Das "schwache Geschlecht"

Die gefährliche Ironie dahinter entsteht, wenn Männer das Benennen und Kritisieren der Gewalt gegen Frauen selbst als Gewalt gegen Männer interpretieren. Feministische Forderungen werden als „Männerdiskriminierung“ verstanden, womit der Mann sich als weiteres Opfer inszenieren kann. Das erzreaktionäre Bild des „schwachen Geschlechts“ ist essentiell für das Überleben des Patriarchats. Die systematische Gewalt gegen Frauen erzwingt diesen Männlichkeitswahn, in dem die Frauen* direkt gebrochen werden, um sich der eigenen „Stärke“ bewusst zu werden und sich ihrer zu bemächtigen. Die psychischen und ökonomischen Folgen, die Frauen* durch diese Gewalt erleiden, sind immens: Depressionen, suizidale Gedanken und zerstörtes Selbstwertgefühl gehören dazu, die weitreichend auch die soziale Stellung angreifen, was den Verlust des Berufes und/oder der Wohnung nach sich ziehen kann. Die Gesellschaft leidet mit dem männlichen Vergewaltiger um seine Existenz, doch das weibliche Opfer wird bei fehlender Unterstützung und Hilfestellung eben jene verlieren.

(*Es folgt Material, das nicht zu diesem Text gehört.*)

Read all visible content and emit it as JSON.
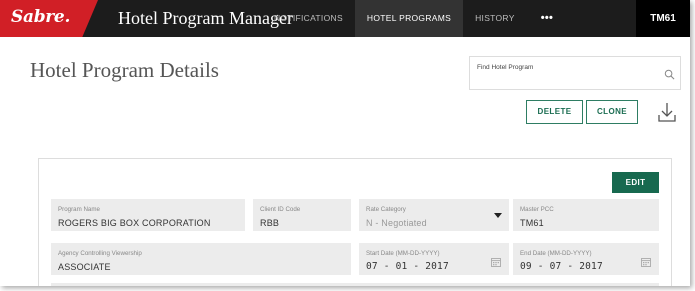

Der heutige „Internationale Tag gegen Gewalt an Frauen“ ist ein notwendiges Instrument und Signal, das gewaltverherrlichende Patriarchat anzugreifen, um es zu überwinden. Die tief verankerten Verstrickungen finden sich in allen Schichten und Bereiche wieder. Bereits Kinder werden mit der patriarchalen Machtstruktur konfrontiert, in der Genussmittel oder Spielzeug sexistisch in Geschlechter aufgeteilt werden. Doch es bleibt nicht in der BRD oder der EU stehen. Dieser Tag erinnert auch an die Sklavinnen islamistischer Terror-Organisationen, die Arbeiterinnen in Bangladesch, die für Multikonzerne ausgebeutet werden; die Verstümmelung von weiblichen Genitalien in nordafrikanischen Staaten, die Zwangsheirat von minderjährigen Mädchen, den Handel von Frauen* sowie die tagtäglichen Übergriffe, Vergewaltigungen, Belästigungen und Ermordungen in allen Staaten der Welt, in den Familien, Partnerschaften, Freundeskreisen. Die Forderung nach der konsequenten Beendigung jeglicher Form von Gewalt kann nur durch den radikalen Kampf gegen das patriarchale System erreicht werden.

Die ökonomische Ausbeutung der Frauen* in allen Staaten der Welt unterstreicht die Notwendigkeit der Überwindung und Abwicklung des herrschenden Systems, bei dem das männliche Geschlecht trotz seiner Funktion als globaler Minderheit (3,85 Milliarden Frauen* gegenüber 3,78 Milliarden Männer) eine ökonomische und moralische Diktatur über die Frauen* errichtete. Die inhärente Aggression lässt sich in allen Kommentarspalten von Online-Auftritten diverser Zeitungen lesen, wenn es um Reformen wie einer gendergeschlechter Sprache, Frauenquote oder auch gleiche Entlohnung handelt. Jede Kritik an einer rein patriarchalen Überlegenheit wird als Untergang der Männlichkeit definiert. Die größte Gefahr liegt hinter darauf fußende steigende Gewalteskalation.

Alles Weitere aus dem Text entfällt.